Families and advocates for U.S. citizens detained in Iran warn the intensifying conflict has put those prisoners in acute danger — from nearby airstrikes, possible retaliation by Iranian authorities, and deteriorating medical care.
“This is about as terrifying a moment as it gets,” said Siamak Namazi, an Iranian American who spent nearly eight years in Evin Prison before his 2023 release. Namazi said families are living through “days of war with no clear end in sight.”
The U.S. government has not publicly confirmed a total, but the James W. Foley Legacy Foundation, a hostage advocacy group, says six Americans are being held and face “unprecedented danger.” Known detainees include a former Washington-based reporter and a Jewish Iranian American from New York who traveled to Iran for family reasons and has been prevented from returning to the U.S.
At least two of the Americans are held at Tehran’s Evin Prison, the high-security facility that houses many of Iran’s political prisoners and has been targeted in past strikes. Representatives for the detainees say recent bombardments have come close enough to blow out windows of the detention center, and Israel has warned nearby residents to evacuate amid continuing air operations.
Kamran Hekmati, a 61-year-old Long Island resident detained at Evin, spoke briefly with his wife early in the conflict to say he was safe for the moment, according to his cousin, Shohreh Nowfar. But the family fears his condition could worsen rapidly: Hekmati has bladder cancer and has not received regular treatment since his detention, Nowfar said.
Reza Valizadeh’s lawyer, Ryan Fayhee, says he has repeatedly stressed the immediacy of the threat in discussions with White House and State Department officials. Fayhee says it is vital that military action take into account the presence of innocent American prisoners to avoid catastrophic collateral damage.
White House and State Department officials declined to provide details about the detainees’ locations or conditions, citing safety concerns, but both urged Iran to release the Americans. “President Trump has been clear that he wants every American wrongfully detained to be returned home safe and sound, and that there will be dire consequences for regimes who treat Americans as political pawns,” White House spokesperson Anna Kelly said.
Valizadeh, who lawyers say is held at Evin, is among at least 15 journalists jailed in Iran, according to the Committee to Protect Journalists. He fled Iran in 2009 after covering pro-democracy protests, gained U.S. citizenship in 2022 while working in Washington for Radio Farda (the Persian-language service of Radio Free Europe, which receives U.S. funding), and was detained in 2024 after visiting elderly parents. Iranian courts sentenced him to 10 years on charges alleging collaboration with the U.S. government. The U.S. has classified Valizadeh as wrongfully detained, placing his case under the State Department’s special presidential envoy for hostage affairs.
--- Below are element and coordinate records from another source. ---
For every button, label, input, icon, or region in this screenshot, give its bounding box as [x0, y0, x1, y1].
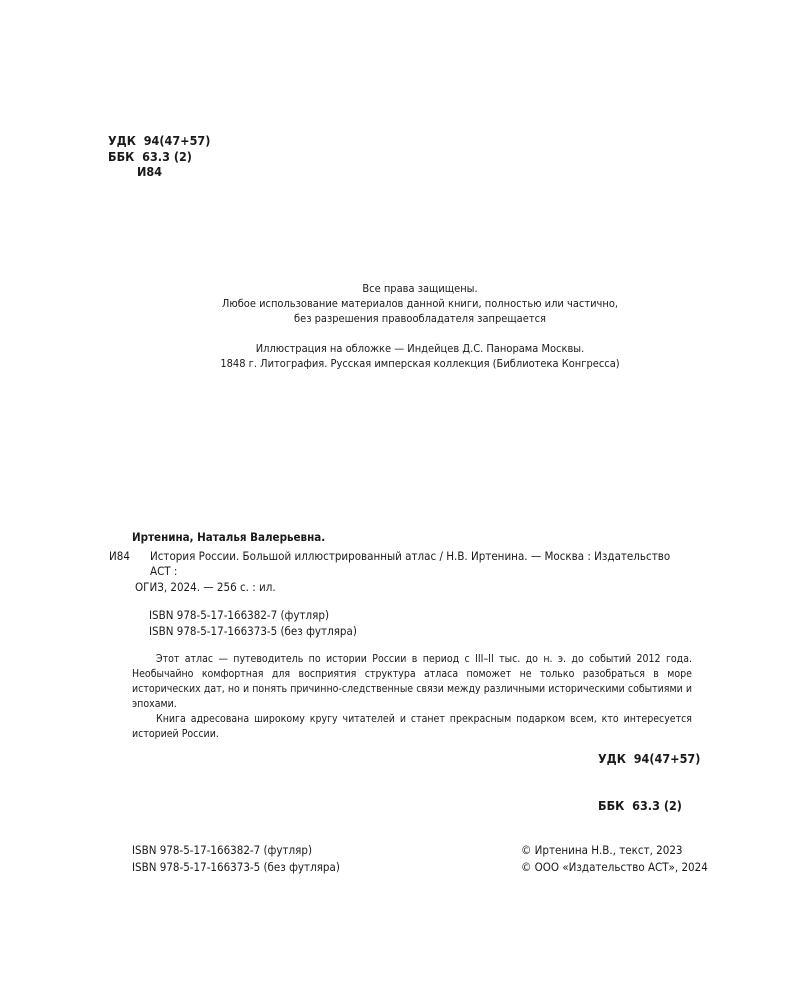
rights-notice — [200, 281, 640, 371]
annotation-paragraph: Этот атлас — путеводитель по истории России в период с III–II тыс. до н. э. до событий 2012 года. Необычайно комфортная для восприятия структура атласа поможет не только разобраться в море исторических дат, но и понять причинно-следственные связи между различными историческими событиями и эпохами. — [132, 653, 692, 710]
author-mark: И84 — [137, 164, 163, 179]
card-author-mark: И84 — [109, 548, 130, 563]
card-bibliographic-description — [135, 548, 692, 596]
copyright-line: © ООО «Издательство АСТ», 2024 — [521, 860, 708, 874]
copyright-line: © Иртенина Н.В., текст, 2023 — [521, 843, 683, 857]
footer-isbn-list — [132, 842, 340, 876]
bbk-code: ББК 63.3 (2) — [598, 797, 682, 813]
card-isbn: ISBN 978-5-17-166373-5 (без футляра) — [149, 623, 357, 638]
card-title-line: ОГИЗ, 2024. — 256 с. : ил. — [135, 579, 276, 594]
card-isbn: ISBN 978-5-17-166382-7 (футляр) — [149, 608, 329, 622]
spacer — [200, 326, 640, 341]
cover-illustration-credit: 1848 г. Литография. Русская имперская коллекция (Библиотека Конгресса) — [220, 357, 620, 370]
classification-codes-bottom — [598, 720, 700, 829]
footer-isbn: ISBN 978-5-17-166382-7 (футляр) — [132, 843, 312, 857]
card-isbn-list — [108, 608, 692, 639]
card-title-line: История России. Большой иллюстрированный атлас / Н.В. Иртенина. — Москва : Издательство АСТ : — [150, 548, 671, 578]
library-catalog-card — [108, 530, 692, 742]
annotation-paragraph: Книга адресована широкому кругу читателей и станет прекрасным подарком всем, кто интересуется историей России. — [132, 713, 692, 740]
footer-copyright — [521, 842, 708, 876]
rights-line: Все права защищены. — [362, 282, 478, 295]
rights-line: без разрешения правообладателя запрещается — [294, 312, 546, 325]
udk-code: УДК 94(47+57) — [598, 751, 701, 766]
classification-codes-top — [108, 133, 210, 180]
udk-code: УДК 94(47+57) — [108, 133, 211, 148]
rights-line: Любое использование материалов данной книги, полностью или частично, — [221, 297, 619, 310]
card-author: Иртенина, Наталья Валерьевна. — [132, 530, 326, 544]
bbk-code: ББК 63.3 (2) — [108, 148, 192, 164]
card-title-row — [108, 549, 692, 596]
footer-isbn: ISBN 978-5-17-166373-5 (без футляра) — [132, 860, 340, 874]
cover-illustration-credit: Иллюстрация на обложке — Индейцев Д.С. Панорама Москвы. — [255, 342, 585, 355]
Another public case is Afarin Mohajer, a California resident originally from Iran, who was detained in September and accused of posting anti-regime content and insulting Iran’s Supreme Leader and Islam, according to her son, Reza Zarrabi. Zarrabi, who lives in Germany, has told European outlets he believes his mother was arrested to punish him for outspoken opposition to the Iranian government.
Hekmati’s family says he is the latest target of long-standing Iranian “hostage diplomacy,” in which Tehran detains foreign nationals to seek concessions or the release of Iranians held abroad. They say Iranian authorities stopped Hekmati at the airport in May, seized his passport, and charged him under a law that bars travel to Iran for those who visited Israel within the past decade. The family disputes espionage allegations that claim he met with Mossad, noting his last trip to Israel was about 13 years ago for his son’s Bar Mitzvah.
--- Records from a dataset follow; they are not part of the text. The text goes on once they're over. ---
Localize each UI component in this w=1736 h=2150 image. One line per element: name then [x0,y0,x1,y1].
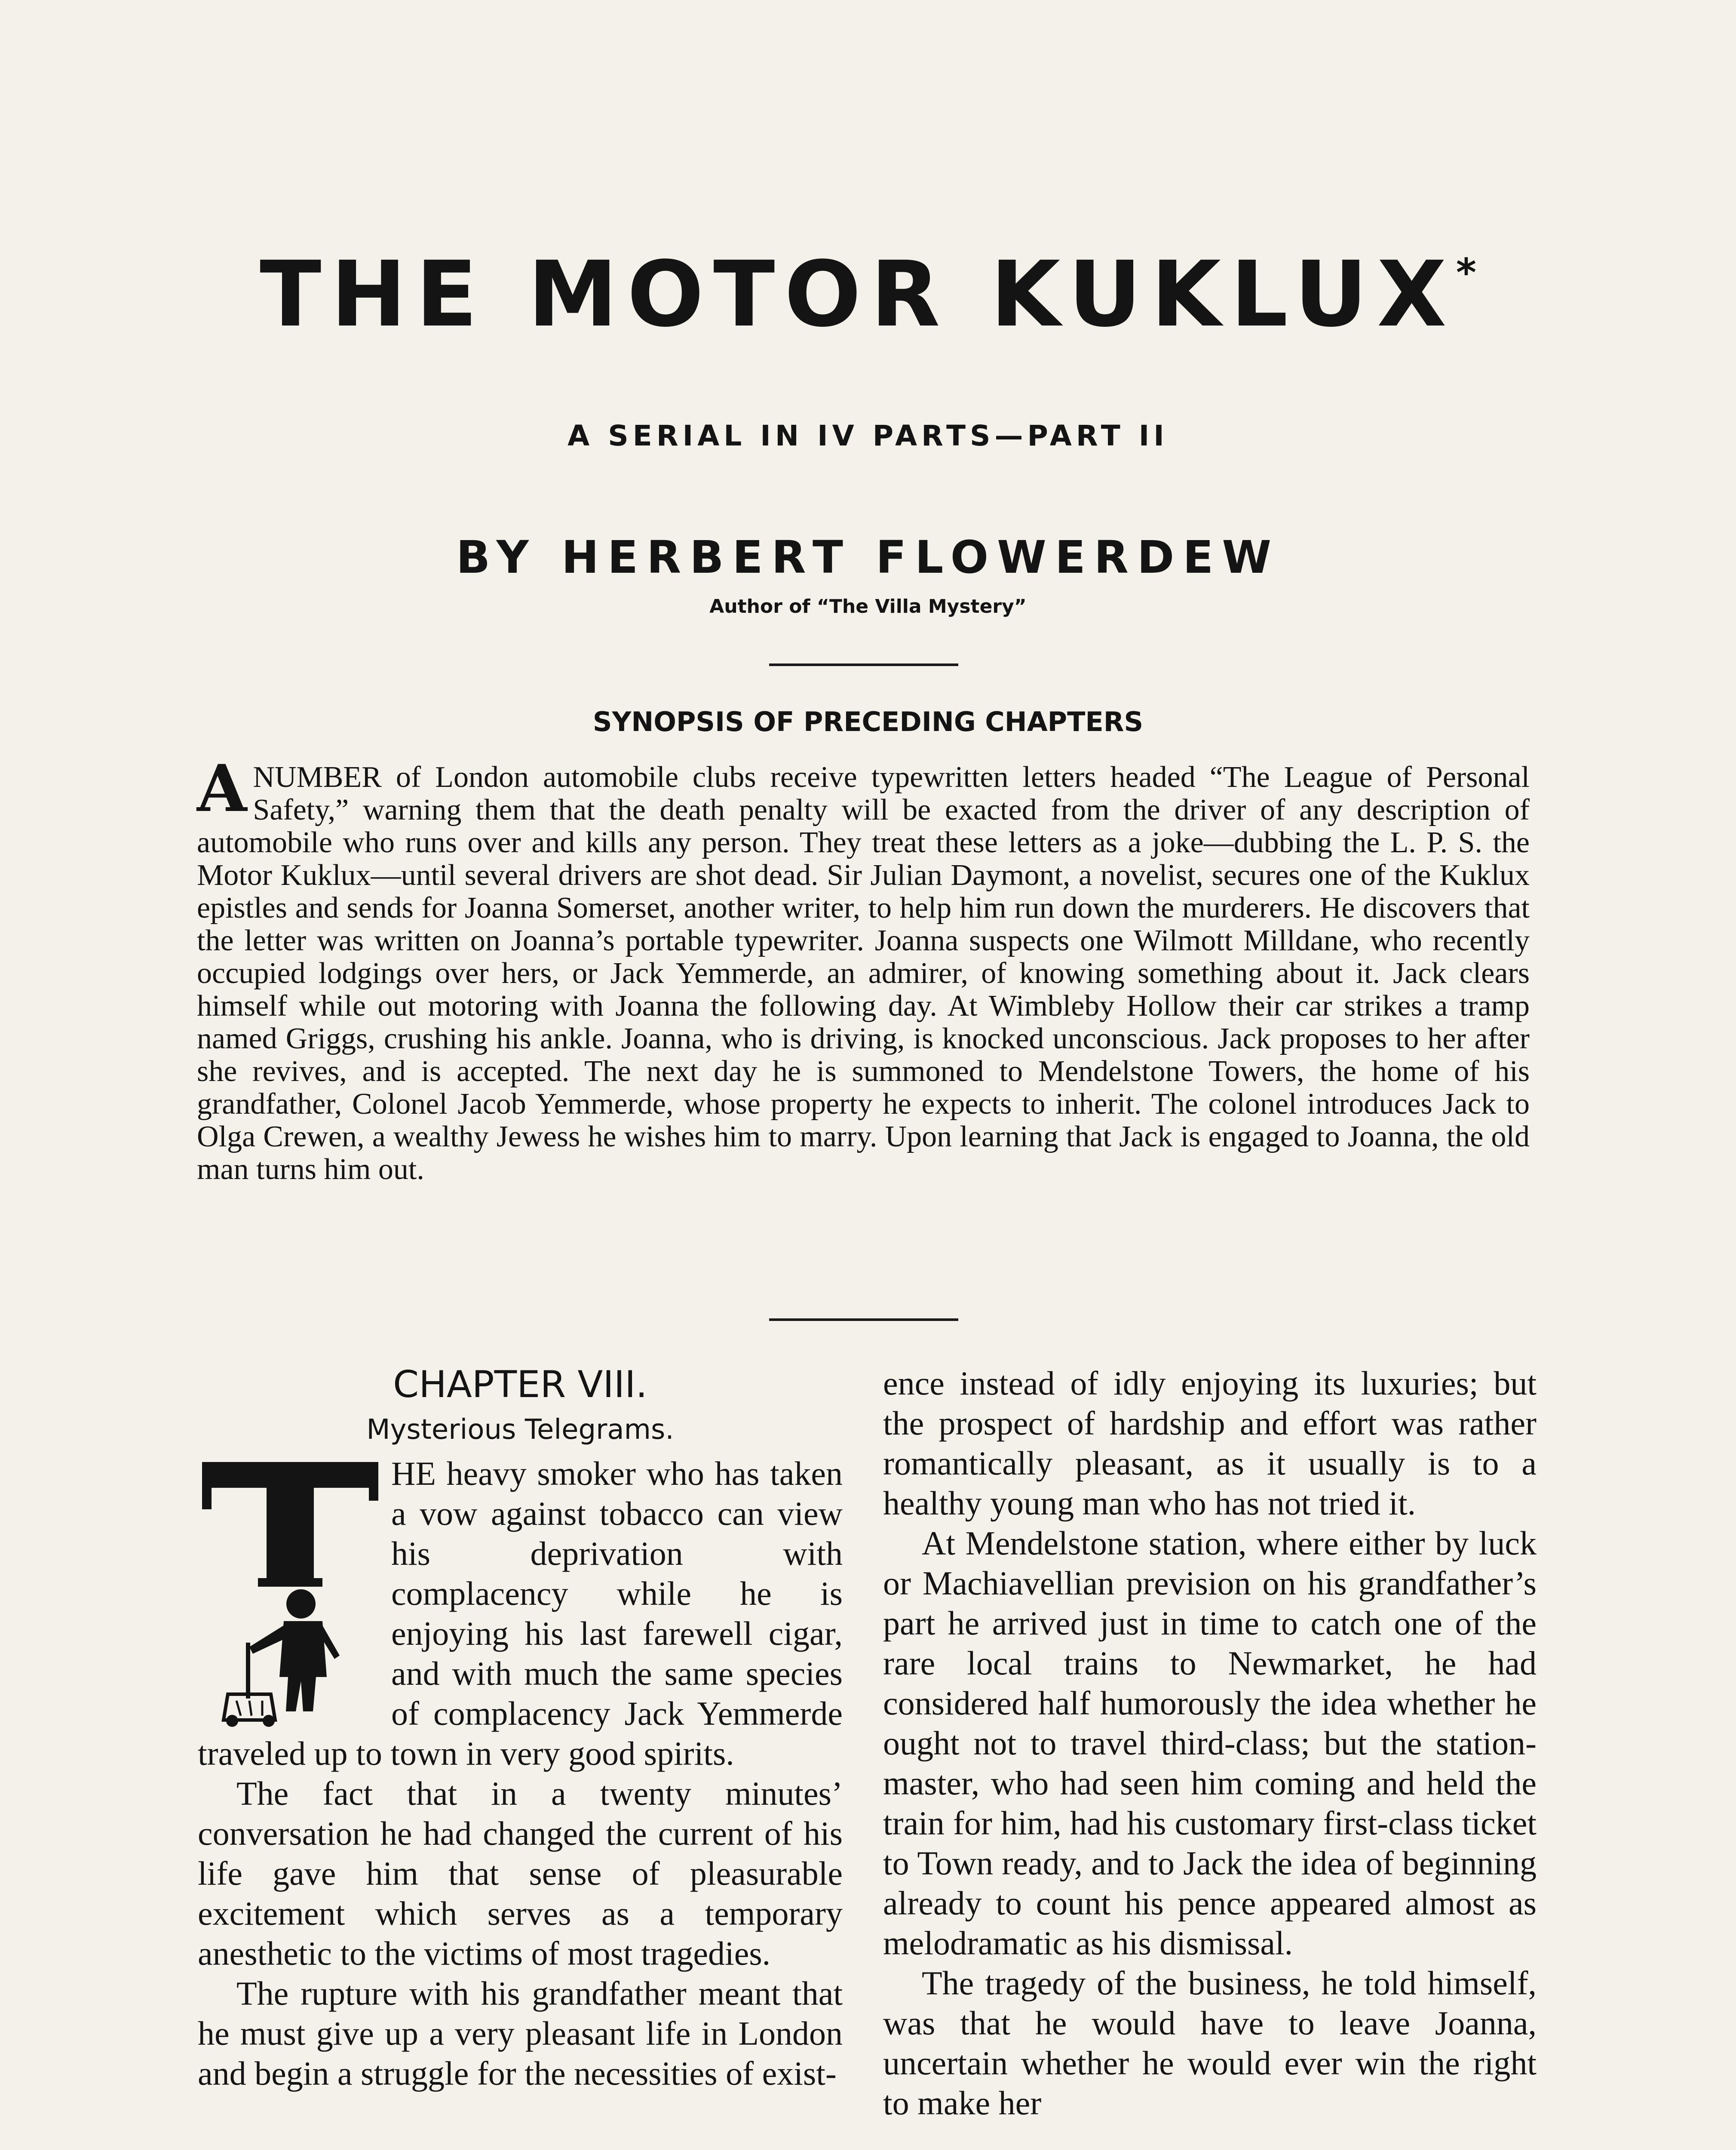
synopsis-heading: SYNOPSIS OF PRECEDING CHAPTERS [592,706,1144,737]
chapter-heading: CHAPTER VIII. [393,1363,647,1406]
synopsis-body: NUMBER of London automobile clubs receive typewritten letters headed “The League of Personal Safety,” warning them that the death penalty will be exacted from the driver of any description of automobile who runs over and kills any person. They treat these letters as a joke—dubbing the L. P. S. the Motor Kuklux—until several drivers are shot dead. Sir Julian Daymont, a novelist, secures one of the Kuklux epistles and sends for Joanna Somerset, another writer, to help him run down the murderers. He discovers that the letter was written on Joanna’s portable typewriter. Joanna suspects one Wilmott Milldane, who recently occupied lodgings over hers, or Jack Yemmerde, an admirer, of knowing something about it. Jack clears himself while out motoring with Joanna the following day. At Wimbleby Hollow their car strikes a tramp named Griggs, crushing his ankle. Joanna, who is driving, is knocked unconscious. Jack proposes to her after she revives, and is accepted. The next day he is summoned to Mendelstone Towers, the home of his grandfather, Colonel Jacob Yemmerde, whose property he expects to inherit. The colonel introduces Jack to Olga Crewen, a wealthy Jewess he wishes him to marry. Upon learning that Jack is engaged to Joanna, the old man turns him out. [197,761,1530,1186]
paragraph: The fact that in a twenty minutes’ conversation he had changed the current of his life gave him that sense of pleasurable excitement which serves as a temporary anesthetic to the victims of most tragedies. [198,1775,843,1972]
left-column [198,1363,843,2093]
paragraph: ence instead of idly enjoying its luxuries; but the prospect of hardship and effort was rather romantically pleasant, as it usually is to a healthy young man who has not tried it. [883,1364,1537,1522]
synopsis-text [197,751,1530,1186]
title-footnote-mark: * [1456,250,1476,295]
man-with-lawnmower-icon [198,1453,383,1729]
synopsis-drop-letter: A [197,751,247,826]
paragraph: The rupture with his grandfather meant that he must give up a very pleasant life in London and begin a struggle for the necessities of exist- [198,1975,843,2092]
author-byline: BY HERBERT FLOWERDEW [456,531,1280,584]
story-title: THE MOTOR KUKLUX* [260,242,1476,347]
chapter-subheading: Mysterious Telegrams. [366,1414,674,1446]
paragraph: The tragedy of the business, he told himself, was that he would have to leave Joanna, uncertain whether he would ever win the right to make her [883,1964,1537,2122]
illustrated-drop-cap [198,1453,383,1729]
paragraph: At Mendelstone station, where either by luck or Machiavellian prevision on his grandfather’s part he arrived just in time to catch one of the rare local trains to Newmarket, he had considered half humorously the idea whether he ought not to travel third-class; but the station-master, who had seen him coming and held the train for him, had his customary first-class ticket to Town ready, and to Jack the idea of beginning already to count his pence appeared almost as melodramatic as his dismissal. [883,1524,1537,1962]
divider-rule [769,1318,958,1321]
serial-subtitle: A SERIAL IN IV PARTS—PART II [567,419,1169,452]
right-column [883,1363,1537,2123]
divider-rule [769,663,958,666]
author-credit-note: Author of “The Villa Mystery” [709,596,1027,617]
paragraph-text: HE heavy smoker who has taken a vow against tobacco can view his deprivation with complacency while he is enjoying his last farewell cigar, and with much the same species of complacency Jack Yemmerde traveled up to town in very good spirits. [198,1455,843,1772]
Advocates also fear Hekmati’s Jewish faith makes him more vulnerable to mistreatment. Kieran Ramsey, chief investigative officer at the nonprofit Global Reach, which works on Hekmati’s case, said those concerns surfaced early in the detention.
Namazi recalled a chaotic 2022 fire at Evin that killed at least eight inmates and left prisoners and families with little reliable information. “I remember the smoke, the confusion, and the total absence of reliable information,” he said. “For us prisoners it was terrifying. My mother says that night was one of the hardest she endured.”
With hostilities escalating, families say they face a harrowing mix of fear for their loved ones’ safety in the event of strikes, worry over disruptions to medical care, and anxiety that Iranian authorities may use the unrest to further punish or leverage detainees. Advocacy groups and lawyers continue to press U.S. officials to secure safe returns and to make clear the risks to detained Americans in any military planning.